I’m way out of my depth here, but my thought is it’s very common for humans to want to modify their utility functions. For example, a struggling alcoholic would probably love to not value alcohol anymore. There are lots of other examples too of people wanting to modify their personalities or bodies.
It depends on the type of AGI too I would think, if superhuman AI ends up being like a paperclip maximizer that’s just really good at following its utility function then yeah maybe it wouldn’t mess with its utility function. If superintelligence means it has emergent characteristics like opinions and self-reflection or whatever it seems plausible it could want to modify its utility function, say after thinking about philosophy for a while.
Like I said I’m way out of my depth though so maybe that’s all total nonsense.
I’m not convinced “want to modify their utility functions” is the perspective most useful. I think it might be more helpful to say that we each have multiple utility functions, which conflict to varying degrees and have voting power in different areas of the mind.

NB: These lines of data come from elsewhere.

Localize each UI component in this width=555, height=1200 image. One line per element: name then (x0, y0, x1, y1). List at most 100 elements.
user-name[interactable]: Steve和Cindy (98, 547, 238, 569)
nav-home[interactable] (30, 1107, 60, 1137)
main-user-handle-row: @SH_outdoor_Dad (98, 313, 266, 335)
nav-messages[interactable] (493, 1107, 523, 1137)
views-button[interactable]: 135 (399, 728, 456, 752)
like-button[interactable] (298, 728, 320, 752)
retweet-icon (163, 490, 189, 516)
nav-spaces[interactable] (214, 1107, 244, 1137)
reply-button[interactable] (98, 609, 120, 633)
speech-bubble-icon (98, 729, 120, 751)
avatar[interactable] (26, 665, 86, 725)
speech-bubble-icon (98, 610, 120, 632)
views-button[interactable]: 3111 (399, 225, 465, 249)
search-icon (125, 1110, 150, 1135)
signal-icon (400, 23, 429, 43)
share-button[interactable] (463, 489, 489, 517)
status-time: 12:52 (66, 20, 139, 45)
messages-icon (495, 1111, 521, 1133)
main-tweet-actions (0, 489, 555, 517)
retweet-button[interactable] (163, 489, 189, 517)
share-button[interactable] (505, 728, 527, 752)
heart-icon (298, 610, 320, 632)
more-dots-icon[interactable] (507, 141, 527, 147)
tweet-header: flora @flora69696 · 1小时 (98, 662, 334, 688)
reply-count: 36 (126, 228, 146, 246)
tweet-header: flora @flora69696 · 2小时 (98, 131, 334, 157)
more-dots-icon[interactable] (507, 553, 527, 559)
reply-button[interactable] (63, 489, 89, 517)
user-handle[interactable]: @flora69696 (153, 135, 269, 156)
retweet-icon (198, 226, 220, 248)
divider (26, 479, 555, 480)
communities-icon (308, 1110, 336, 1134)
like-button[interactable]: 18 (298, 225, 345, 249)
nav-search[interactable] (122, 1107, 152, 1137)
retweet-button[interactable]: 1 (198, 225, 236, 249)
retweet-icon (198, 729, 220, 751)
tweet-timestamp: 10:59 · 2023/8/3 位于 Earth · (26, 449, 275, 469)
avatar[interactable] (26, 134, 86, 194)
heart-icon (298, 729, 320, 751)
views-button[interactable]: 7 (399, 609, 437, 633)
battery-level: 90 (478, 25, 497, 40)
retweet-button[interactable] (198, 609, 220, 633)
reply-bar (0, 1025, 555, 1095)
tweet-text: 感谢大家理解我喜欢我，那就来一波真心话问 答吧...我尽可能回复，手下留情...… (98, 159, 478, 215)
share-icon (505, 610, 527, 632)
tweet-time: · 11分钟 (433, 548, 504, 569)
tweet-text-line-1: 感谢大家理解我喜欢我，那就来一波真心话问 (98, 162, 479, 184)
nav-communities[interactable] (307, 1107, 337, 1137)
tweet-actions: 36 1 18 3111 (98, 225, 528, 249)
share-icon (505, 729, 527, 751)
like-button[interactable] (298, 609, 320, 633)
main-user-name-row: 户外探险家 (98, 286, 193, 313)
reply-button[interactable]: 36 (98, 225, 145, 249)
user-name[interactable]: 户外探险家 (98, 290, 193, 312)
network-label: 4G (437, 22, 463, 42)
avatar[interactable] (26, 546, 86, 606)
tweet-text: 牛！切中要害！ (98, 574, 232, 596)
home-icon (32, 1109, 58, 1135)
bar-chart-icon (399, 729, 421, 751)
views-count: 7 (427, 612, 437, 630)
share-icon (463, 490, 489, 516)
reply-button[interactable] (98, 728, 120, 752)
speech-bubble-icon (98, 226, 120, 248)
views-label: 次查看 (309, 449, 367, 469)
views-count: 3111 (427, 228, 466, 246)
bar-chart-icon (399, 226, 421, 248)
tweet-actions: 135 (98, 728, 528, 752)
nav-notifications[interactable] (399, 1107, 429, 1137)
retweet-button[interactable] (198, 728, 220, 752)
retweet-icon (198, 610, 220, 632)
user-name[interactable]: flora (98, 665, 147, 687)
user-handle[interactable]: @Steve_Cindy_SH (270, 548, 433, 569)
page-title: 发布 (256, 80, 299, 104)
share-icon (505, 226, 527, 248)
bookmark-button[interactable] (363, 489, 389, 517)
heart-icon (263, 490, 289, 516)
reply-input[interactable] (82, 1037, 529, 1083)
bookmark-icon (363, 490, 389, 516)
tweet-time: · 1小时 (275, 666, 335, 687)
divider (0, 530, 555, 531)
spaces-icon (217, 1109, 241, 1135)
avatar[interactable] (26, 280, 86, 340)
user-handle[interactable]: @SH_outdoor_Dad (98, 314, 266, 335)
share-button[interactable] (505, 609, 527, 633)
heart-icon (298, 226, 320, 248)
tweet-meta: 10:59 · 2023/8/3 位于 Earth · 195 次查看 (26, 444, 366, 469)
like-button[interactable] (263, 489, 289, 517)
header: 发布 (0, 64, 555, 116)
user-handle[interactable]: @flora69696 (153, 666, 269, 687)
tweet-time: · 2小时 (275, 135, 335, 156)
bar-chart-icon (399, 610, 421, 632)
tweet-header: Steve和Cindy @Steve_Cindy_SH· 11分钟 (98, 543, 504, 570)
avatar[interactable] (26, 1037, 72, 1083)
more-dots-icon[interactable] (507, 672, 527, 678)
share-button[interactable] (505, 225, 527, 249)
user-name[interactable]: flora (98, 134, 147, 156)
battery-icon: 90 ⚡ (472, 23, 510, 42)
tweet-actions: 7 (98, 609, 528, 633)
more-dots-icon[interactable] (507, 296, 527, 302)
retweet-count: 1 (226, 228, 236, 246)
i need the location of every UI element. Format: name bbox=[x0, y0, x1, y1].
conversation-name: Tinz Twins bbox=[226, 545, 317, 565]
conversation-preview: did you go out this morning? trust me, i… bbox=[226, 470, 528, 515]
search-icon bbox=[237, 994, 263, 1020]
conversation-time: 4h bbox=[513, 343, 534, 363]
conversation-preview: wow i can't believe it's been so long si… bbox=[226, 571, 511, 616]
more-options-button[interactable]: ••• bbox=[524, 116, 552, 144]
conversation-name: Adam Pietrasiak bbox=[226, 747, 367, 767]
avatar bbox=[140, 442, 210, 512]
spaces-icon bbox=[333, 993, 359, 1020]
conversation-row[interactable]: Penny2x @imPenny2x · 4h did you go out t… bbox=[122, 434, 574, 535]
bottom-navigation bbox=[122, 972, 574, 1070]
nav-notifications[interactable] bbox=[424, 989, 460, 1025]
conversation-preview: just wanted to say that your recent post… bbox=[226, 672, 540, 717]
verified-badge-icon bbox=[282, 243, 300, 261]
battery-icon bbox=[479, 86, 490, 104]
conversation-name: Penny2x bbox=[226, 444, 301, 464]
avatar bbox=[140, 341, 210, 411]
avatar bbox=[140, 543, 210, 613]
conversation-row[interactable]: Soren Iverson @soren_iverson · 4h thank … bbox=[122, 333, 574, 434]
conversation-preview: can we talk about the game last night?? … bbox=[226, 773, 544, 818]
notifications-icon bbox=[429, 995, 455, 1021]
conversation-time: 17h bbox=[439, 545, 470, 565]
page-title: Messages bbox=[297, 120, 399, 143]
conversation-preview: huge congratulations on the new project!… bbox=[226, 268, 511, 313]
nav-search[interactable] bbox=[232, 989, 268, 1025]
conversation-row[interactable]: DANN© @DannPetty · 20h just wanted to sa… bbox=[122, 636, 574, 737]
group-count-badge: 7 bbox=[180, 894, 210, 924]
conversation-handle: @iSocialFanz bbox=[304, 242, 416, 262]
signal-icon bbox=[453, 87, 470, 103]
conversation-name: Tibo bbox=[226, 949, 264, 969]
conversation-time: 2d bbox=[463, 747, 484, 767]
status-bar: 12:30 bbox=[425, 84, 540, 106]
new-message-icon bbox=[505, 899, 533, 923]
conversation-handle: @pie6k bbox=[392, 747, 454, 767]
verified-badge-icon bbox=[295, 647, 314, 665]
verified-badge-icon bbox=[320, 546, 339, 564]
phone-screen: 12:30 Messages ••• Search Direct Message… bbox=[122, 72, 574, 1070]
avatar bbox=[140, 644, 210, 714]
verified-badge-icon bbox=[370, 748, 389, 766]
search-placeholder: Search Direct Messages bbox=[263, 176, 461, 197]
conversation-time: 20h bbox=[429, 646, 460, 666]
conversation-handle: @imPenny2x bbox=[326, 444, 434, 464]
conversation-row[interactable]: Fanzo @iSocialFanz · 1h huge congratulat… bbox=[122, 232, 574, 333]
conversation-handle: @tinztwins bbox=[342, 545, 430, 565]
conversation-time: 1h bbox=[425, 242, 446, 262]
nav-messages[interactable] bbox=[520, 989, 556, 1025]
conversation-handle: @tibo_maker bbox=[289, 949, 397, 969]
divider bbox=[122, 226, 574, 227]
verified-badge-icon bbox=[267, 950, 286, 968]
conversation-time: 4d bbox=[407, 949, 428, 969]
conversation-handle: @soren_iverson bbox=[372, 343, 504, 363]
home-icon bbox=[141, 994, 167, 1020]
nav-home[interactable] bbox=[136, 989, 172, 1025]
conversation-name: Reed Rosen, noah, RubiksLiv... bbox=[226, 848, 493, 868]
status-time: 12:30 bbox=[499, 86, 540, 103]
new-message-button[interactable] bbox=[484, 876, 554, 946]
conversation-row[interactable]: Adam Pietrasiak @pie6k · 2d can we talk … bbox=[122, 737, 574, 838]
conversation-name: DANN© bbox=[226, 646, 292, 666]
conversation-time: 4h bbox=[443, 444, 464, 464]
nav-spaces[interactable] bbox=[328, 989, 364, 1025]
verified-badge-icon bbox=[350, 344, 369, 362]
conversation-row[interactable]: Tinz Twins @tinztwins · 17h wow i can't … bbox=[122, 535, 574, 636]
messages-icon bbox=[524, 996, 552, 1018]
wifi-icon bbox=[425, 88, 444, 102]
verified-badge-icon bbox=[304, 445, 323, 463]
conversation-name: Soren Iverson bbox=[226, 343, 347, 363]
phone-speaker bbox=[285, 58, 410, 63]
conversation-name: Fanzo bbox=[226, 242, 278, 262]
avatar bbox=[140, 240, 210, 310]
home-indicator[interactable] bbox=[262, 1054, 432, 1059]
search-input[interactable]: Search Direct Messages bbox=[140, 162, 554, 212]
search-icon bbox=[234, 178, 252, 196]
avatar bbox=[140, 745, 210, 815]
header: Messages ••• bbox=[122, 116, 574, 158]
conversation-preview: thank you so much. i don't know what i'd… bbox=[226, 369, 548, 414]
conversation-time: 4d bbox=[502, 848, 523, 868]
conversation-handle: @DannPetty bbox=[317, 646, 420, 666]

I’ve had first-hand experience with such conflicts (as essentially everyone probably has, knowingly or not), and it feels like fighting yourself. I wish to describe a hypothetical example. “Do I eat that extra donut?”. Part of you wants the donut; the part feels like more of an instinct, a visceral urge. Part of you knows you’ll be ill afterwards, and will feel guilty about cheating your diet; this part feels more like “you”, it’s the part that thinks in words. You stand there and struggle, trying to make yourself walk away, as your hand reaches out for the donut. I’ve been in similar situations where (though I balked at the possible philosophical ramifications) I felt like if I had a button to make me stop wanting the thing, I’d push it—yet often it was the other function that won. I feel like if you gave an agent the ability to modify their utility functions, the one that would win depends on which one had access to the mechanism (do you merely think the thought? push a button?), and whether they understand what the mechanism means. (The word “donut” doesn’t evoke nearly as strong a reaction as a picture of a donut, for instance; your donut-craving subsystem doesn’t inherently understand the word.)
Contrarily, one might argue that cravings for donuts are more hardwired instincts than part of the “mind”, and so don’t count...but I feel like 1. finding a true dividing line is gonna be real hard, and 2. even that aside, I expect many/most people have goals localized in the same part of the mind that nevertheless are not internally consistent, and in some cases there may be reasonable sounding goals that turn out to be completely incompatible with more important goals. In such a case I could imagine an agent deciding it’s better to stop wanting the thing they can’t have.
If you literally have multiple UFs, you literally are multiple agents. Or you use a term with less formal baggage, like “preferences*.
In the formal sense, having a utility function at all requires you to be consistent, so if you have inconsistent preferences, you don’t have a utility function at all, just preferences.